ARLENE VIOLET - The double standard continues in Rhode Island

ARLENE VIOLET - The double standard continues in Rhode Island

Earlier this summer, I wrote a column about the North Providence school superintendent who repeatedly abused a town credit card by charging personal item after item, courtesy of the taxpayers. Despite a six-figure salary and thousands of dollars of charges over some months’ time, she never repaid the town for these “mistakes.” As I suggested in that column, a poor person in South Providence would have the proverbial book thrown at them. To date, the silence is deafening as to whether the superintendent will be prosecuted or, for that matter, suffer any punishment for the malfeasance like losing her pro rata pension benefits for this period.

Just in case the reader thinks that her case is an abnormality, flash forward to Aug. 23 where the Providence Journal reported on the company that ran two troubled children’s group homes and who misspent at least $182,000 on questionable and disallowed expenditures. Among the findings of an audit were:

• Unexplained rental payments in differing amounts for facilities which are owned by the company’s executive director;

• Thousands of dollars in rent and taxes paid on a burned out property owned by the executive director;

• Unexplained extra payments to the executive director and several other staffers while support staff were underpaid by 15.5 percent;

• A $26,500 “partner’s draw” paid to the executive director in addition to his salary;

• Payments for health insurance for the executive director and a person who doesn’t even work for the agency;

• Purchases at a tobacco and electronic cigarette store, upscale restaurants and hotels;

• Unexplained payments on unknown loans;

• A $2,500 payment simply made out to cash.

All of the aforesaid charges were done during the course of slightly more than a year.

Daniel Brito, the executive director in question, refuses to answer any questions about his tenure.

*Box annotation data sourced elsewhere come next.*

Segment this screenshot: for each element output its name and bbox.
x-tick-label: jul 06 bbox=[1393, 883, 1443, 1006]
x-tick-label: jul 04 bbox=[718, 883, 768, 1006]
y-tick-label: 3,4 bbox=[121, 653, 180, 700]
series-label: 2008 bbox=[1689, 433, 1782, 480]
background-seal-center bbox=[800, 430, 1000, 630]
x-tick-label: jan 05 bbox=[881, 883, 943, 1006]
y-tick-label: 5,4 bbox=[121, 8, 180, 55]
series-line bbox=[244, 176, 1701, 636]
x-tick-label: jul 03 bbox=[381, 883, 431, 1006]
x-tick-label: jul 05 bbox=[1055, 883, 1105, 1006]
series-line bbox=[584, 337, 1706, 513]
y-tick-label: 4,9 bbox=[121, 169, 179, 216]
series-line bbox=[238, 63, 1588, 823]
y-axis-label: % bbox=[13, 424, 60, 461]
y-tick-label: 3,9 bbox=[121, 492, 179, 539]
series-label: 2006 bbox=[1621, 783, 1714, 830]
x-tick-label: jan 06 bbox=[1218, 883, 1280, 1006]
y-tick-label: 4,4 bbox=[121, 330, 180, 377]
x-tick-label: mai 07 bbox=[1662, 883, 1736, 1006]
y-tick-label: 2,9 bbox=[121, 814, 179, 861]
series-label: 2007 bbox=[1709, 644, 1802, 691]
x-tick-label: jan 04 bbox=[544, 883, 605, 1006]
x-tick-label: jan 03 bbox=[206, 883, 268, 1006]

Furthermore, the state’s child advocate issued a blistering report about the lack of care and services for the youth entrusted to the company’s group homes. In fact, one of the group home managers was arrested on federal charges of trafficking a 17-year-old girl for prostitution, even tooling around in the group home’s van to collect money from young women being prostituted. The child advocate also found that virtually no clinical services or supervision were available to the children left in the company’s care despite receiving $1.047 million from the state for the period in question, i.e. Feb. 1, 2017 to April 6, 2018. No audit was done yet for years before this period.

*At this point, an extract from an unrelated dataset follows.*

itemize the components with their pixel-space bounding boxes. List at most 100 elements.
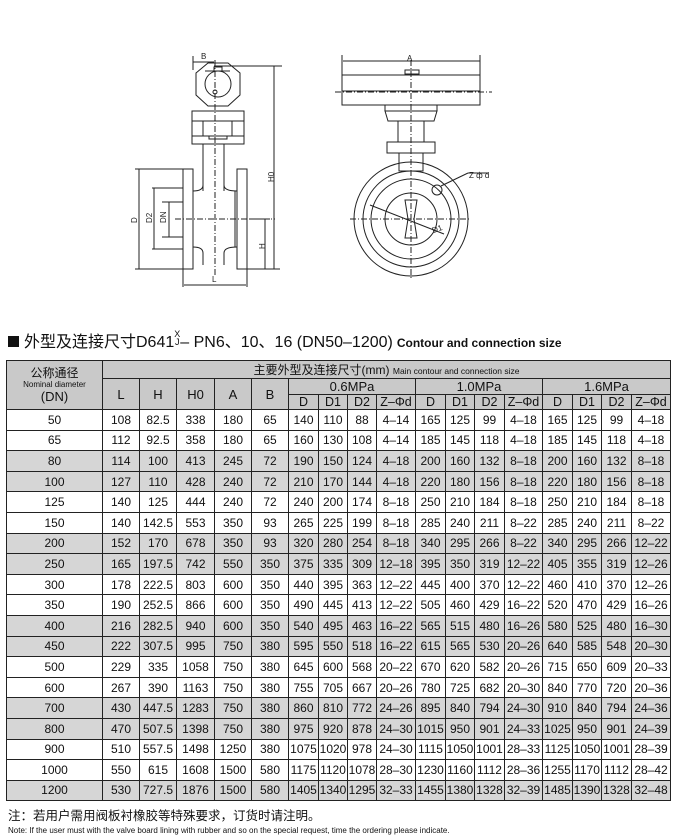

So, what do you think are the chances that anyone, including the executive director, will be prosecuted for misappropriating money? As aggravating as it is that the state seems incapable of monitoring contracts to private agencies to prevent the milking of the cash cow, the real problem is that these people like the executive director do what they do because they think that even if they are caught they will get a slap on the wrist. The attitude of the state police feeds into this sense of impunity. In the ProJo article the spokesperson stated that the state police only investigate if someone asks them to do so or if there is evidence of wrongdoing. Fortunately, the auditor did ask for a review. Hopefully, it won’t be like the slap-dash one conducted for 38 Studios.

Question: Will anybody be prosecuted?

Violet is an attorney and former state attorney general.

Comments

Even if they are prosecuted, a quick guilty plea to lesser charges will get them a slap on the wrist sentence.

The current and previous AG in RI being ineffectual.
The General Assembly blocking a RI IG.
The only politicians that care less are Fung & Raimondo.